A major example of this is LogMeIn Hamachi; the Linux beta has no interface so somebody whipped one up in GTK and called it Haguichi. Users familiar with Hamachi for Windows would be a little bit lost, as I was. (Fortunately from what I saw, I can use it alongside Wine for network stuff between systems on Windows-only programs if I absolutely had to.)

If someone wanted to do some emulator stuff on Linux, it’s a little bit harder there, and harder still when using something else because what you use to play old games on is exclusive to Windows or DOS.

If somebody commit their entire life to Internet Explorer between updates, users would need to install an alternative cross-platform browser before they make the jump, and establish syncing services if they don’t want to push files around. (Firefox and Chrome both have cloud-based synchronization.)

There’s a lot involved excising the cancer that is Windows, especially true for gamers that have friends who play stuff which is just for Windows due to DirectX requirements. It’s less hassle for most users if someone is so deftly reliant on DirectX 10 and greater, and to a lesser extent DirectX 9.0c to remain on Windows.

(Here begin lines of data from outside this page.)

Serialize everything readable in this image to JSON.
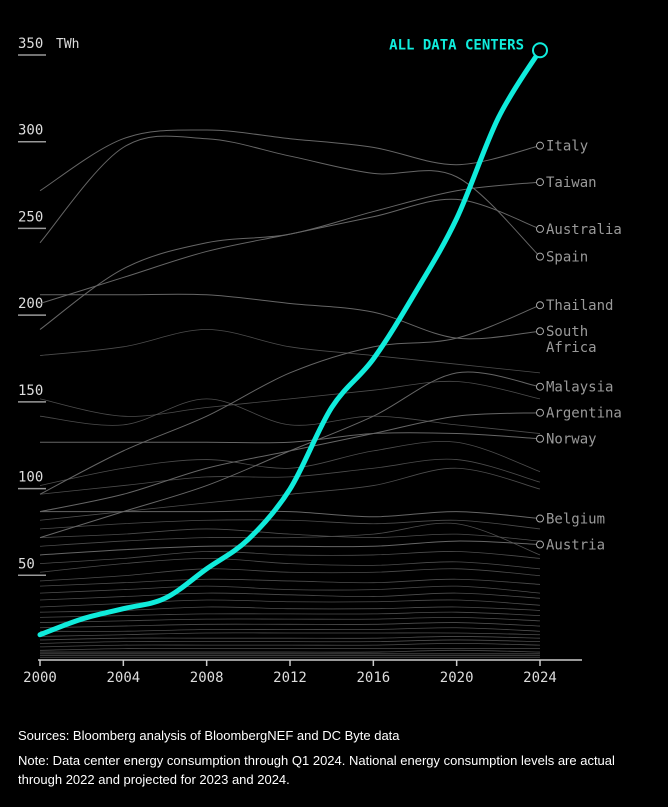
{
  "chart_data": {
    "type": "line",
    "title": "",
    "xlabel": "",
    "ylabel": "TWh",
    "xlim": [
      2000,
      2024
    ],
    "ylim": [
      0,
      350
    ],
    "x_ticks": [
      "2000",
      "2004",
      "2008",
      "2012",
      "2016",
      "2020",
      "2024"
    ],
    "y_ticks": [
      "50",
      "100",
      "150",
      "200",
      "250",
      "300",
      "350"
    ],
    "y_unit": "TWh",
    "grid": false,
    "x": [
      2000,
      2002,
      2004,
      2006,
      2008,
      2010,
      2012,
      2014,
      2016,
      2018,
      2020,
      2022,
      2024
    ],
    "highlight": {
      "name": "ALL DATA CENTERS",
      "color": "#10ecdc",
      "values": [
        14,
        23,
        29,
        35,
        52,
        69,
        98,
        145,
        173,
        211,
        254,
        312,
        351
      ]
    },
    "country_x": [
      2000,
      2004,
      2008,
      2012,
      2016,
      2020,
      2024
    ],
    "countries": [
      {
        "name": "Italy",
        "values": [
          270,
          300,
          305,
          300,
          295,
          285,
          296
        ]
      },
      {
        "name": "Taiwan",
        "values": [
          190,
          225,
          240,
          245,
          258,
          270,
          275
        ]
      },
      {
        "name": "Australia",
        "values": [
          205,
          220,
          235,
          245,
          255,
          265,
          248
        ]
      },
      {
        "name": "Spain",
        "values": [
          240,
          295,
          300,
          290,
          280,
          278,
          232
        ]
      },
      {
        "name": "Thailand",
        "values": [
          95,
          120,
          140,
          165,
          180,
          185,
          204
        ]
      },
      {
        "name": "South Africa",
        "values": [
          210,
          210,
          210,
          205,
          200,
          185,
          189
        ]
      },
      {
        "name": "Malaysia",
        "values": [
          70,
          85,
          100,
          120,
          140,
          165,
          157
        ]
      },
      {
        "name": "Argentina",
        "values": [
          85,
          95,
          110,
          120,
          130,
          140,
          142
        ]
      },
      {
        "name": "Norway",
        "values": [
          125,
          125,
          125,
          125,
          130,
          130,
          127
        ]
      },
      {
        "name": "Belgium",
        "values": [
          85,
          85,
          85,
          85,
          82,
          85,
          81
        ]
      },
      {
        "name": "Austria",
        "values": [
          60,
          63,
          65,
          65,
          65,
          68,
          66
        ]
      }
    ],
    "other_countries": [
      [
        140,
        135,
        150,
        135,
        140,
        135,
        130
      ],
      [
        175,
        180,
        190,
        180,
        175,
        170,
        165
      ],
      [
        150,
        140,
        145,
        150,
        155,
        160,
        150
      ],
      [
        100,
        110,
        115,
        110,
        120,
        125,
        108
      ],
      [
        95,
        100,
        105,
        105,
        110,
        115,
        102
      ],
      [
        80,
        85,
        90,
        95,
        100,
        110,
        98
      ],
      [
        75,
        78,
        80,
        80,
        78,
        80,
        75
      ],
      [
        70,
        72,
        75,
        72,
        70,
        72,
        68
      ],
      [
        65,
        68,
        70,
        70,
        72,
        78,
        60
      ],
      [
        55,
        58,
        62,
        60,
        60,
        62,
        58
      ],
      [
        50,
        55,
        58,
        55,
        54,
        56,
        52
      ],
      [
        45,
        48,
        52,
        50,
        50,
        52,
        48
      ],
      [
        42,
        44,
        46,
        45,
        44,
        46,
        43
      ],
      [
        38,
        40,
        42,
        40,
        40,
        42,
        38
      ],
      [
        34,
        36,
        38,
        37,
        36,
        38,
        35
      ],
      [
        30,
        32,
        34,
        33,
        33,
        34,
        31
      ],
      [
        27,
        28,
        30,
        29,
        29,
        30,
        28
      ],
      [
        24,
        25,
        26,
        26,
        26,
        27,
        25
      ],
      [
        21,
        22,
        23,
        23,
        23,
        24,
        22
      ],
      [
        18,
        19,
        20,
        20,
        20,
        21,
        19
      ],
      [
        16,
        16,
        17,
        17,
        17,
        18,
        16
      ],
      [
        13,
        14,
        15,
        15,
        15,
        15,
        14
      ],
      [
        11,
        12,
        12,
        12,
        12,
        13,
        12
      ],
      [
        9,
        10,
        10,
        10,
        10,
        11,
        10
      ],
      [
        7,
        8,
        8,
        8,
        8,
        9,
        8
      ],
      [
        5,
        6,
        6,
        6,
        6,
        6,
        6
      ],
      [
        4,
        4,
        4,
        4,
        4,
        5,
        4
      ],
      [
        3,
        3,
        3,
        3,
        3,
        3,
        3
      ],
      [
        2,
        2,
        2,
        2,
        2,
        2,
        2
      ],
      [
        1,
        1,
        1,
        1,
        1,
        1,
        1
      ]
    ]
  },
  "footer": {
    "sources": "Sources: Bloomberg analysis of BloombergNEF and DC Byte data",
    "note": "Note: Data center energy consumption through Q1 2024. National energy consumption levels are actual through 2022 and projected for 2023 and 2024."
  }
}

…It’s like moving into a totally different neighborhood

…not enough people know that just yet.

A cup of tea offered by the folk next door while new arrivals are trying to locate the kettle in the mess of moving can mean a lot. Linux is indeed “a different neighbourhood” and a kind welcome makes a huge difference. Millions might use Linux if they only knew about it so I am going to stick my neck out by advocating heresy…

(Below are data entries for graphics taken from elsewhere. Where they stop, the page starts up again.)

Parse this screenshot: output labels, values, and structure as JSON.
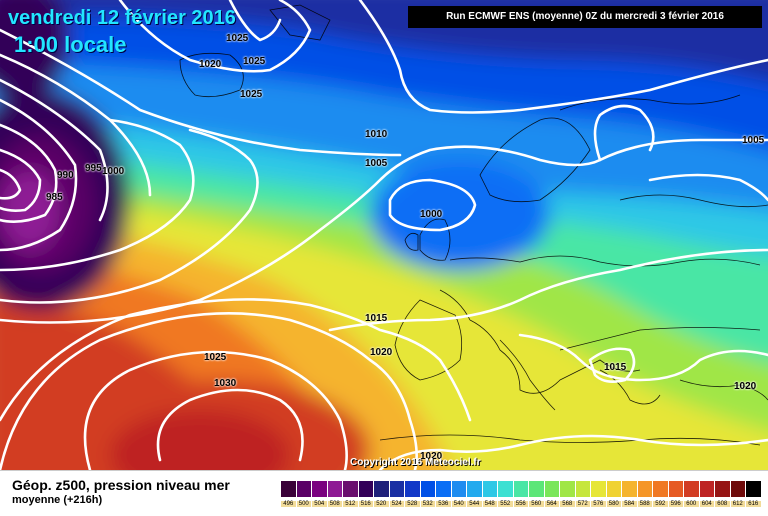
{
  "header": {
    "date": "vendredi 12 février 2016",
    "time": "1:00 locale",
    "run": "Run ECMWF ENS (moyenne) 0Z du mercredi 3 février 2016"
  },
  "copyright": "Copyright 2016 Meteociel.fr",
  "legend": {
    "title": "Géop. z500, pression niveau mer",
    "subtitle": "moyenne  (+216h)",
    "scale_labels": [
      "496",
      "500",
      "504",
      "508",
      "512",
      "516",
      "520",
      "524",
      "528",
      "532",
      "536",
      "540",
      "544",
      "548",
      "552",
      "556",
      "560",
      "564",
      "568",
      "572",
      "576",
      "580",
      "584",
      "588",
      "592",
      "596",
      "600",
      "604",
      "608",
      "612",
      "616"
    ],
    "scale_colors": [
      "#3a0039",
      "#5a0066",
      "#7a0080",
      "#8e1a94",
      "#6a0e6e",
      "#330059",
      "#1e1f7a",
      "#1a2fa3",
      "#1238c8",
      "#0050e6",
      "#0a6ef5",
      "#1e8cf0",
      "#22aaee",
      "#2ec8e6",
      "#3ce0d2",
      "#4ae6a5",
      "#5ce678",
      "#7ae65a",
      "#a0e646",
      "#c6e63c",
      "#e6e637",
      "#f0d232",
      "#f5b42d",
      "#f59628",
      "#f07823",
      "#e65a23",
      "#d23c23",
      "#be2323",
      "#961414",
      "#6e0a0a",
      "#000000"
    ]
  },
  "isobars": [
    {
      "text": "1025",
      "id": "a"
    },
    {
      "text": "1020",
      "id": "b"
    },
    {
      "text": "1025",
      "id": "c"
    },
    {
      "text": "1025",
      "id": "d"
    },
    {
      "text": "1010",
      "id": "e"
    },
    {
      "text": "1005",
      "id": "f"
    },
    {
      "text": "1000",
      "id": "g"
    },
    {
      "text": "995",
      "id": "h"
    },
    {
      "text": "990",
      "id": "i"
    },
    {
      "text": "985",
      "id": "j"
    },
    {
      "text": "1000",
      "id": "k"
    },
    {
      "text": "1005",
      "id": "l"
    },
    {
      "text": "1015",
      "id": "m"
    },
    {
      "text": "1020",
      "id": "n"
    },
    {
      "text": "1025",
      "id": "o"
    },
    {
      "text": "1030",
      "id": "p"
    },
    {
      "text": "1015",
      "id": "q"
    },
    {
      "text": "1020",
      "id": "r"
    },
    {
      "text": "1020",
      "id": "s"
    }
  ]
}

If you love something that you think might be beneficial to others you would like to tell them about it would you not?

I believe the excellent Ubuntu Mate Welcome App has made a good start on marketing Linux to the millions who believe there is no alternative to Microsoft or Apple. Charities and other not for profit enterprises all use marketing to promote their message so why not Linux, in particular Ubuntu Mate.

tMy 2cents worth.
I run two lap tops. Coming from a windows background, I knew where the files were kept, I knew how to access what I wanted. But switching to linux was beyond my capabilities. Like I mentioned I run two laptops. One with Windows and One with Linux. I couldnt get my windows games to work on the linux even with using ‘Play on linux’ and ‘Wine’. All the downloading and tweeking needed, so I just gave up. Linux did give my old laptop some life and has extended it, and I’m upgrading to new linux based games. I buy mainly disc not digital, so i found it was a big hassle for me to try and swap all my games over to linux. I just want something i can load in the cd player and install then play. I dont seem to be able to do that with Linux, which is a shame. I currently have Ubuntu Mate 17.4 and downloading the latest 17.10. not sure if I will install it full time yet, I’ll check it out and see how it goes.